REPUBLIKA.CO.ID, JAKARTA -- Kementerian Kesehatan (Kemenkes) telah melakukan investigasi terkait dugaan intimidasi kepada dr Eliza Princila Utami alias dokter Icha saat menangani pasien di RS Leona Kefamenanu, Nusa Tenggara Timur (NTT). Salah satu temuan Kemenkes adalah pihak rumah sakit lalai dalam memberikan perlindungan terhadap tenaga kesehatan (nakes).
Direktur Jenderal (Dirjen) Kesehatan Lanjutan Kemenkes, Azhar Jaya, mengatakan pemerintah daerah mesti memberikan pembinaan kepada manajemen rumah sakit atas adanya intimidasi kepada dokter Icha di IGD. Pasalnya, pihak rumah sakit dinilai kurang memberikan perlindungan kepada nakes, apalagi peristiwa itu terjadi di tempat kritis.
"Saya lihat memang yang, dalam tanda kutip, kurang dilakukan oleh fasyankes adalah memberikan perlindungan kepada tenaga kesehatan di tempat-tempat yang kritis, dalam hal ini adalah IGD, ya," kata dia saat konferensi pers secara daring, Jumat (3/7/2026).
Ia menjelaskan, manajemen rumah sakit semestinya dapat melakukan pemetaan atau mitigasi risiko di tempat-tempat kritis, salah satunya IGD. Sebab, terjadinya konflik di IGD bukan sesuatu yang tidak mungkin terjadi.

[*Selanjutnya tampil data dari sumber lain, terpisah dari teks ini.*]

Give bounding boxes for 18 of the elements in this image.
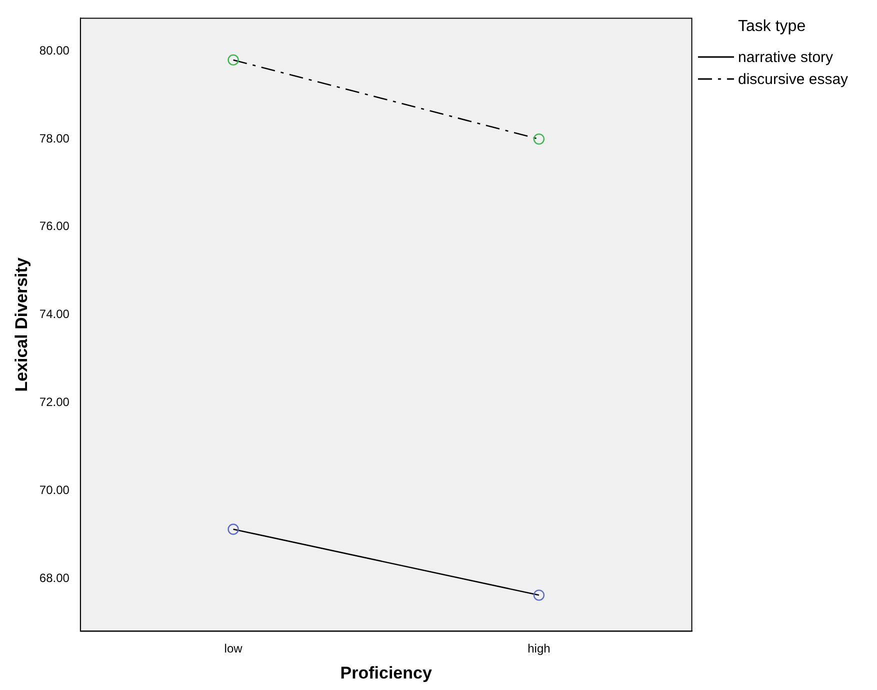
y-tick-label: 78.00 [39,131,70,146]
point [228,524,239,535]
point [228,54,239,66]
y-tick-label: 68.00 [39,570,70,585]
x-tick-label: low [224,642,243,656]
legend-label: narrative story [738,48,834,66]
legend-label: discursive essay [738,70,848,88]
y-tick-label: 76.00 [39,219,70,234]
y-tick-label: 74.00 [39,307,70,322]
point [533,133,545,145]
y-tick-label: 80.00 [39,43,70,58]
x-tick-label: high [528,642,550,656]
y-tick-label: 72.00 [39,395,70,410]
y-tick-label: 70.00 [39,482,70,497]
point [533,590,545,601]
x-axis-title: Proficiency [340,663,432,682]
y-axis-title: Lexical Diversity [12,257,31,392]
legend-title: Task type [738,18,807,36]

"Karena semua pasien panik, ya, pengin mendapat pelayanan segera, terus kemudian emosi, ya, akhirnya ketemu dengan dokter, dokternya dipandang tidak memberikan pelayanan dan sebagainya, sebagainya, sebagainya, akhirnya itu jadi tempat yang dalam tanda kutip rawan konflik," ujar dia.
Karena itu, Azhar mengatakan, diperlukan kehadiran petugas keamanan di tempat-tempat tersebut. Keberadaan petugas keamanan dinilai bisa mencegah terjadinya konflik lanjutan. Namun, hal itu dinilai tidak dilakukan dengan baik oleh manajemen RS Leona Kefamenanu.